Dear Next President:
In many cases, it is human nature to look more at the short term than the long term. Staying up late and regretting it when you have to go to school the next day, procrastinating on an assignment until the day before it’s due, hurriedly writing down answers to get the homework done and then realizing you didn’t even know what the chapter was about when the test comes up, all scenarios we know too well.
This is what is happening with arguably the most important issue to the human race: saving the environment. Perhaps “save” isn’t the correct word, as humans have already destroyed this planet beyond repair. What we can do is slow the damage and try our best to erase what damage we can.
One of the more specific problems under the broad topic of “environment” is the massive consumption of fresh water. In the article “Water Wars: The Next Great Driver of Global Conflict?” from The National Interest magazine, the topic of water wars is discussed. This may not be something we, in America, think as much about, because we are a first-world country with access to an abundance of resources many other countries cannot afford. The article touches on many important points.

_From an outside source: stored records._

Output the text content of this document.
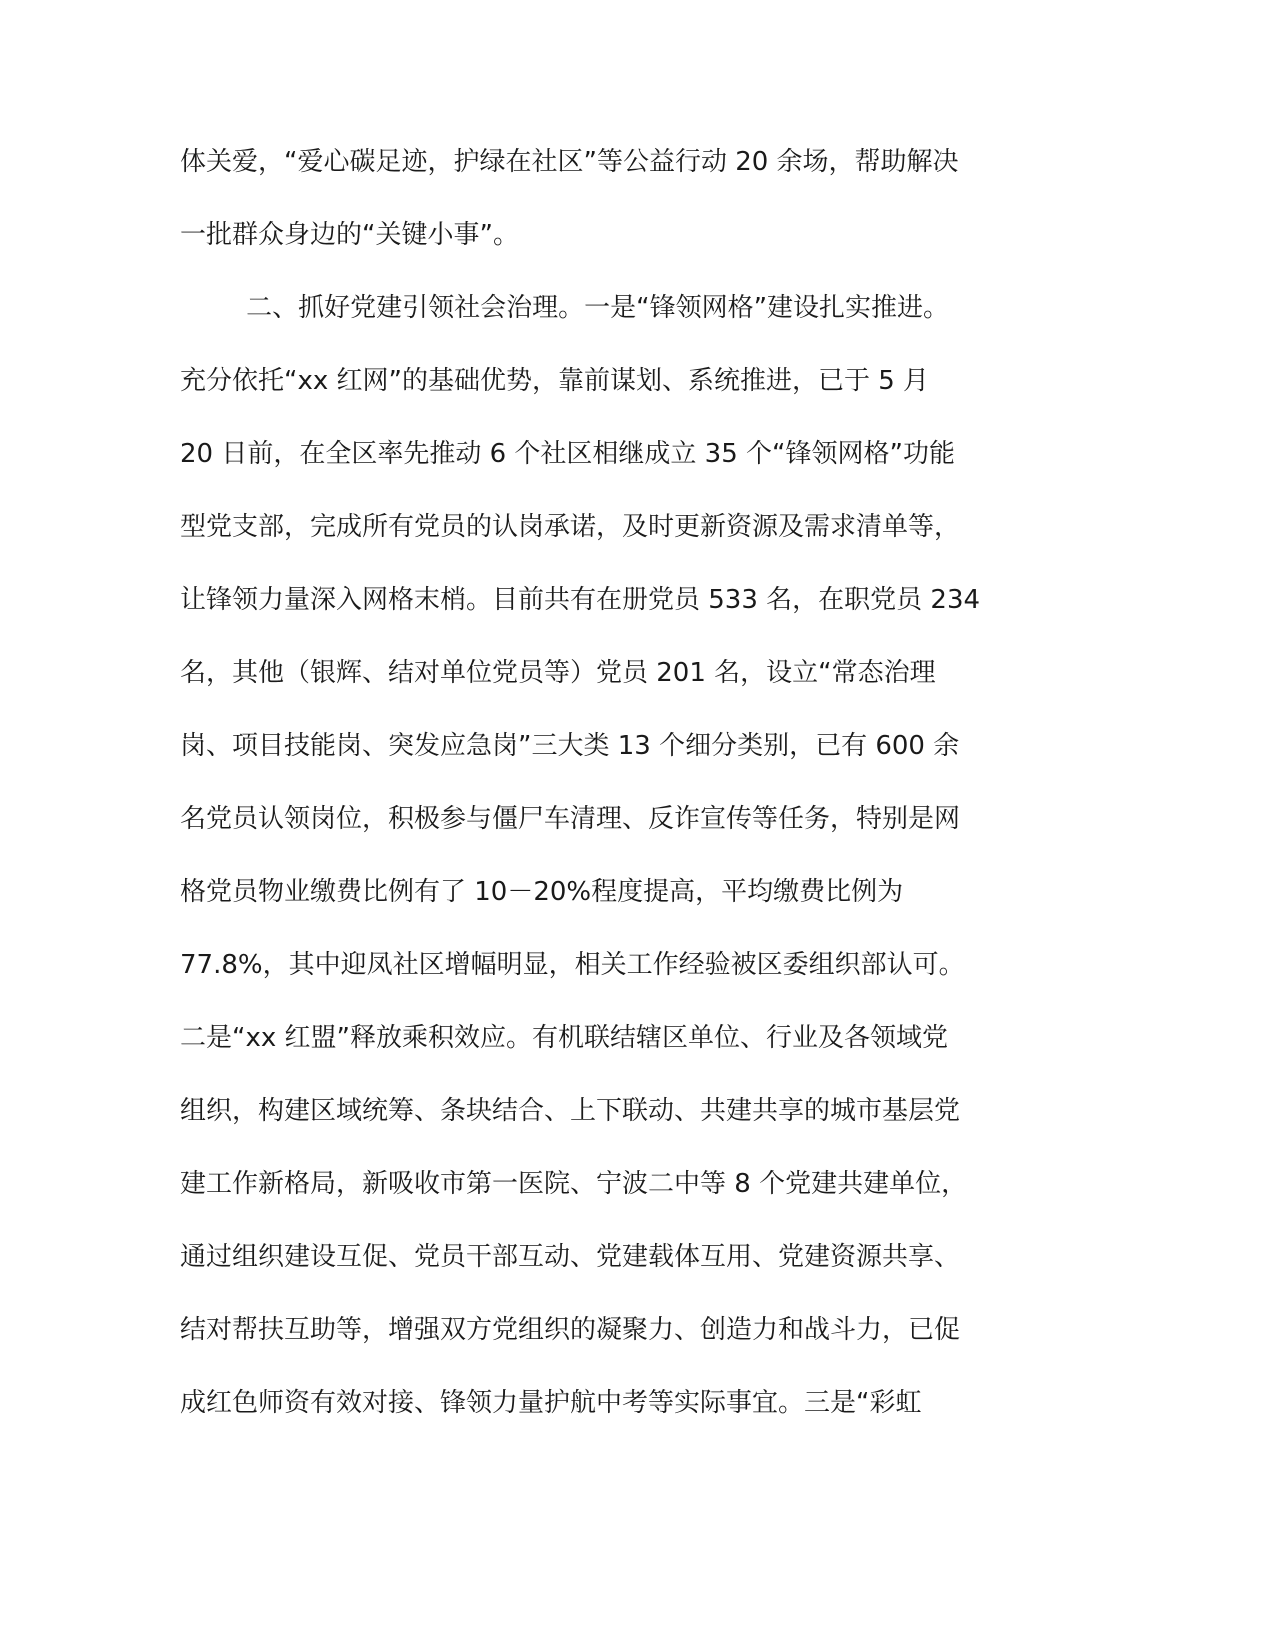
体关爱，“爱心碳足迹，护绿在社区”等公益行动 20 余场，帮助解决
一批群众身边的“关键小事”。
二、抓好党建引领社会治理。一是“锋领网格”建设扎实推进。
充分依托“xx 红网”的基础优势，靠前谋划、系统推进，已于 5 月
20 日前，在全区率先推动 6 个社区相继成立 35 个“锋领网格”功能
型党支部，完成所有党员的认岗承诺，及时更新资源及需求清单等，
让锋领力量深入网格末梢。目前共有在册党员 533 名，在职党员 234
名，其他（银辉、结对单位党员等）党员 201 名，设立“常态治理
岗、项目技能岗、突发应急岗”三大类 13 个细分类别，已有 600 余
名党员认领岗位，积极参与僵尸车清理、反诈宣传等任务，特别是网
格党员物业缴费比例有了 10－20%程度提高，平均缴费比例为
77.8%，其中迎凤社区增幅明显，相关工作经验被区委组织部认可。
二是“xx 红盟”释放乘积效应。有机联结辖区单位、行业及各领域党
组织，构建区域统筹、条块结合、上下联动、共建共享的城市基层党
建工作新格局，新吸收市第一医院、宁波二中等 8 个党建共建单位，
通过组织建设互促、党员干部互动、党建载体互用、党建资源共享、
结对帮扶互助等，增强双方党组织的凝聚力、创造力和战斗力，已促
成红色师资有效对接、锋领力量护航中考等实际事宜。三是“彩虹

First, it discusses the common hope that since water wars have not happened before, they will not happen in the future. However, the future is a vastly different place than the past. With the rate we are consuming resources and the amount of waste that we produce, it is undeniable that the world from the past can be no more.
This is another point the article touches on, the fact that we may be entering a new age (the Anthropocene) because the effect humans have had on the Earth’s natural cycles has been so great. The most important feature of this new age is an unstable climate, as seen already in the rise of natural disasters such as wildfires, droughts, and floods.
The resource that links them all is one that is invaluable and under appreciated, one vital to the very existence of life: water. Fresh water. Already we see groundwater reservoirs being consumed faster than they can be replenished. Add on the unpredictable weather patterns global warming and the destruction of the planet have contributed to, and what we’re looking at is an uncertain, unstable, and devastating problem with fresh water that has the potential to turn into a deadly and worldwide conflict.
The people that will be most affected by the deterioration of the environment are the ones that have no say in and have no ability to prevent it from happening; the next generation. That is why we have a responsibility to discuss and find solutions to the problem now. America, as a developed country and one with more access to water than most others, has the responsibility to lead the international conversation on the future conservation and replenishment of this valuable resource and its use.
There is no downside to starting the conversation and every downside to remaining silent until the problem reaches a critical point, with no turning back.